30. Bölüm - Portakal

3.8K 377 52
                                    

Ertesi gün, ağacımın altında ölümsüzler hakkında olan kitabımı okuyordum. Kitabın Rakshasalardan bahsedilen kısmındaydım. Kaşlarımı öfkeyle çattım. İnsanüstü hızları, güzellikleri, güçleri... Hiç yaptıkları kötülüklerden, ya da vahşetlerden bahsedilmiyordu. Ahura'nın ise bahsi bile geçmiyordu...

Tam bu sıra da Lance gelip tam yanıma oturdu. Hiçbir şey söylemeden elimdeki kitabı alıp okumaya başladığı sırada, tek eliyle de bana turuncu renk yuvarlak bir şey uzattı ve "Neden sürekli hoşlanmadığın kitapları okuyorsun?" diye sordu

Ona cevap veremedim çünkü hâlâ bana uzattığı şeye bakıyordum. Bu bir portakal mıydı? Vay canına! Daha önce birkaç kez görmüştüm ama hiç yememiştim.

Elma dışında bütün meyveler bizim için lükstü. Her hangi birisini almak neredeyse bir köylünün iki yıllık gelirine denkti. Çünkü meyveler azdı ve çoğu ölümsüzlere giderdi.

Lance tepkim, yani daha çok sessizliğim dikkatini çekmiş gibi yavaşça kafasını kitaptan kaldırıp bana baktı. Elindeki portakala uzanmıştım ama dokunmuyordum. Sanki dokunursam parasını ödemek zorundaymışım gibi kararsızdım.
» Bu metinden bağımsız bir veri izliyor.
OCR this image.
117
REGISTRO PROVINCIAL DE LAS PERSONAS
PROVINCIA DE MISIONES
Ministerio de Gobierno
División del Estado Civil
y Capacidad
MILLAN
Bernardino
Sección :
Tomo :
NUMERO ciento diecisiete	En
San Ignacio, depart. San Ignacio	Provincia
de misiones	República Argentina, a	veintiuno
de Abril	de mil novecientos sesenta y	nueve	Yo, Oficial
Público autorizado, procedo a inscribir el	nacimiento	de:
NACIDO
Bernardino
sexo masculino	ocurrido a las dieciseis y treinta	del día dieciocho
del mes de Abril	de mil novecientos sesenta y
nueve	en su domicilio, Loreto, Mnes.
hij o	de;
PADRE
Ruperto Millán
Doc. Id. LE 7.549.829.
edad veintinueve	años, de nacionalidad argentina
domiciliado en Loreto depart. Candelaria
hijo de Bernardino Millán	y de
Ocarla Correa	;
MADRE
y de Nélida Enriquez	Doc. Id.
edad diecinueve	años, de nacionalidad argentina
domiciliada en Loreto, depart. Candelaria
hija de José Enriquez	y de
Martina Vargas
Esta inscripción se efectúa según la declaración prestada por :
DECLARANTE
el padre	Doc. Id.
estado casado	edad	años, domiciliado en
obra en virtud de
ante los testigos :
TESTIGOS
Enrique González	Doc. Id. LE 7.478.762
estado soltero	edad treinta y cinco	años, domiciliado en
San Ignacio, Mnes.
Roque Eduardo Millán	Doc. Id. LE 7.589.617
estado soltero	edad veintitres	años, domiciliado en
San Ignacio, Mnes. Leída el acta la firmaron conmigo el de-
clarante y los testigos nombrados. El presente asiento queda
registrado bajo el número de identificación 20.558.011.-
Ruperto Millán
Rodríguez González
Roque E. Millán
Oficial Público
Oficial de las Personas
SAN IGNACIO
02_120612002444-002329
En sonunda elindeki portakalı sanki almam için teşvik edermiş gibi sallayıp, "Onu alacak mısın?" diye sordu.

Hayretle ona bakıp gözlerimi kırpıştırdım. "Bu bir portakal."
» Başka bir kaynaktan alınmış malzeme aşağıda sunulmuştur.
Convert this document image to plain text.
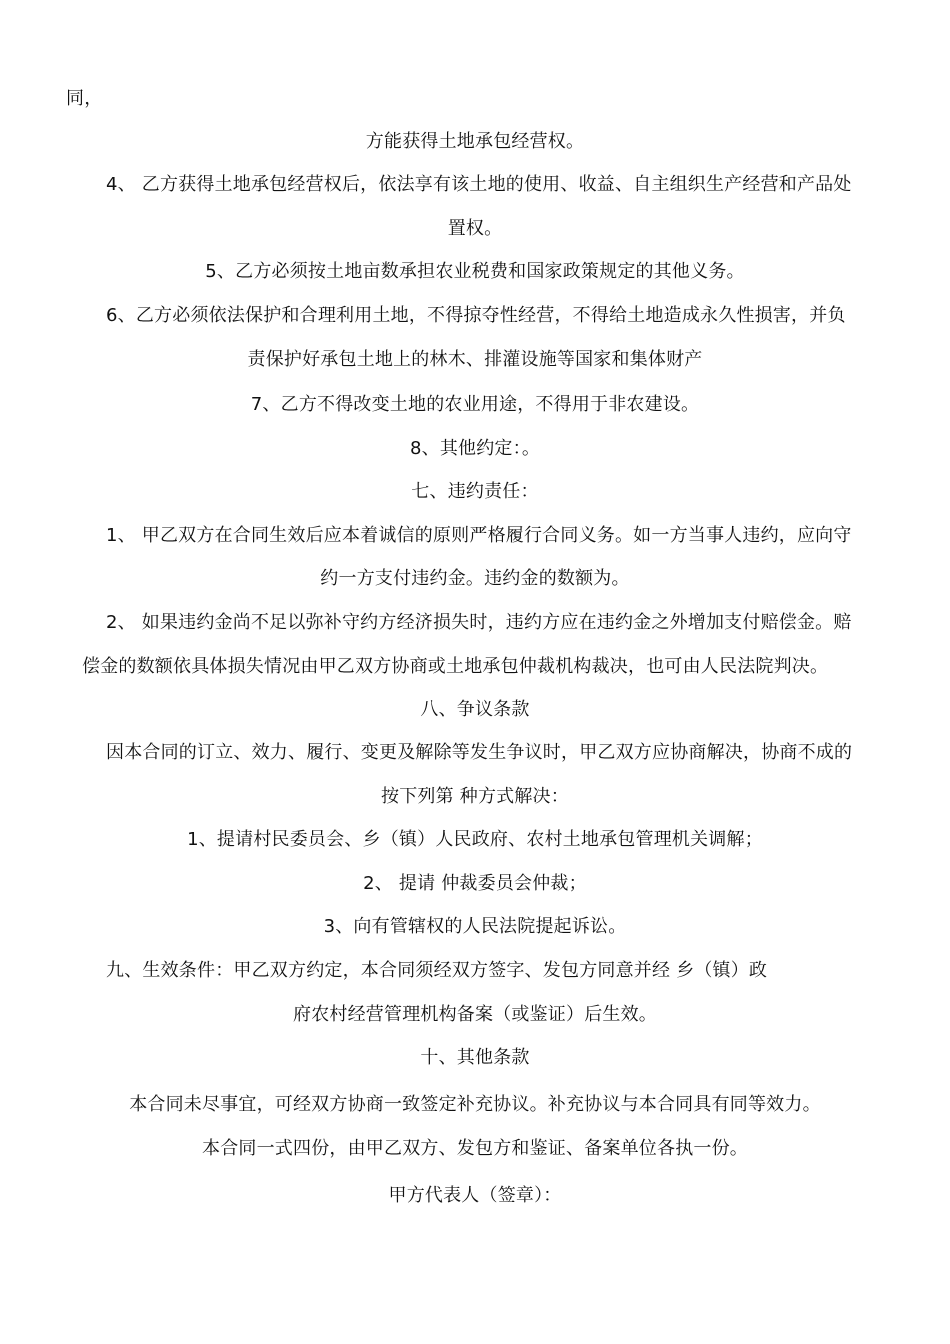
同，
方能获得土地承包经营权。
4、 乙方获得土地承包经营权后，依法享有该土地的使用、收益、自主组织生产经营和产品处
置权。
5、乙方必须按土地亩数承担农业税费和国家政策规定的其他义务。
6、乙方必须依法保护和合理利用土地，不得掠夺性经营，不得给土地造成永久性损害，并负
责保护好承包土地上的林木、排灌设施等国家和集体财产
7、乙方不得改变土地的农业用途，不得用于非农建设。
8、其他约定：。
七、违约责任：
1、 甲乙双方在合同生效后应本着诚信的原则严格履行合同义务。如一方当事人违约，应向守
约一方支付违约金。违约金的数额为。
2、 如果违约金尚不足以弥补守约方经济损失时，违约方应在违约金之外增加支付赔偿金。赔
偿金的数额依具体损失情况由甲乙双方协商或土地承包仲裁机构裁决，也可由人民法院判决。
八、争议条款
因本合同的订立、效力、履行、变更及解除等发生争议时，甲乙双方应协商解决，协商不成的
按下列第 种方式解决：
1、提请村民委员会、乡（镇）人民政府、农村土地承包管理机关调解；
2、 提请 仲裁委员会仲裁；
3、向有管辖权的人民法院提起诉讼。
九、生效条件：甲乙双方约定，本合同须经双方签字、发包方同意并经 乡（镇）政
府农村经营管理机构备案（或鉴证）后生效。
十、其他条款
本合同未尽事宜，可经双方协商一致签定补充协议。补充协议与本合同具有同等效力。
本合同一式四份，由甲乙双方、发包方和鉴证、备案单位各执一份。
甲方代表人（签章）：
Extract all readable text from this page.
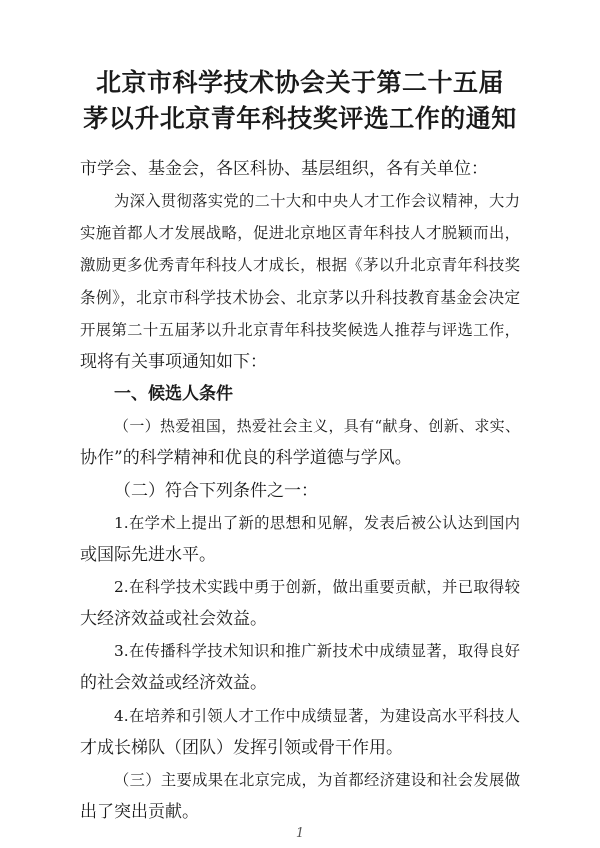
北京市科学技术协会关于第二十五届
茅以升北京青年科技奖评选工作的通知
市学会、基金会，各区科协、基层组织，各有关单位：
为深入贯彻落实党的二十大和中央人才工作会议精神，大力
实施首都人才发展战略，促进北京地区青年科技人才脱颖而出，
激励更多优秀青年科技人才成长，根据《茅以升北京青年科技奖
条例》，北京市科学技术协会、北京茅以升科技教育基金会决定
开展第二十五届茅以升北京青年科技奖候选人推荐与评选工作，
现将有关事项通知如下：
一、候选人条件
（一）热爱祖国，热爱社会主义，具有“献身、创新、求实、
协作”的科学精神和优良的科学道德与学风。
（二）符合下列条件之一：
1.在学术上提出了新的思想和见解，发表后被公认达到国内
或国际先进水平。
2.在科学技术实践中勇于创新，做出重要贡献，并已取得较
大经济效益或社会效益。
3.在传播科学技术知识和推广新技术中成绩显著，取得良好
的社会效益或经济效益。
4.在培养和引领人才工作中成绩显著，为建设高水平科技人
才成长梯队（团队）发挥引领或骨干作用。
（三）主要成果在北京完成，为首都经济建设和社会发展做
出了突出贡献。
1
Gözlerini kısıp önce portakala, sonrada bana baktı.

"Evet, sanırım haklısın." derken ses tonu ne kadar ifadesizde olsa içinde yatan alayı elbette görebiliyordum.

Yine almam için beni teşvik eder gibi elini yine sallayınca, bir an tereddüt eder gibi olsamda uzanıp portalakalı aldım.

"Portakalı nerden buldun?" 

Omuz silkip umursamaz bir tavırla, "Şuradan, buradan" diye cevap verdi.

Endişelenmeye başlamıştım. "Onu çalmadın değil mi?" derken gözlerim endişeyle açılmıştı.

Çalmanın cezası elinizin kesilmesiydi. Gerçi bir Rakshasa'nın elini keserseniz, muhtemelen birkaç saat içinde yenisi çıkardı.

Kitaptan kafasını kaldırmadan, sanki çok komik bir şey söylemişim gibi güldü ama ben ciddiydim.

"Evet, çaldım." dedi dalga geçer gibi.

Ciddi olup olmadığını anlamaya çalıştım. Sonuçta bir portakal için elimi kaybetmek istemiyordum. Onun tuzu kuruydu tabi. Yüzünü inceledim ama renk vermiyordu. O yüzden portakalı kucağına attım. Ne olur, ne olmaz başımı belaya sokmayacaktım.

Lance, kafasını arkaya atarak kahkahalarla güldü ve portakalı attığım yerden alıp tekrar bana uzattı.

"Ahhh, Eva yüz ifadeni görmeliydin." 

Benimle dalga geçiyordu ve hiç komik değildi.

Bunu ona da söyledim ama cevabı, "Kesinlikle çok komikti." oldu.

"Her neyse şunu alacak mısın artık?" 

Arsızca göz kırptı. "Yoksa sana ellerimle yedirmekten de zevk duyarım tabi."

Portakala şüpheyle baktım.

"Onu çalmadım Eva." deyince bakışlarım ona kaydı bu kez ciddi görünüyordu.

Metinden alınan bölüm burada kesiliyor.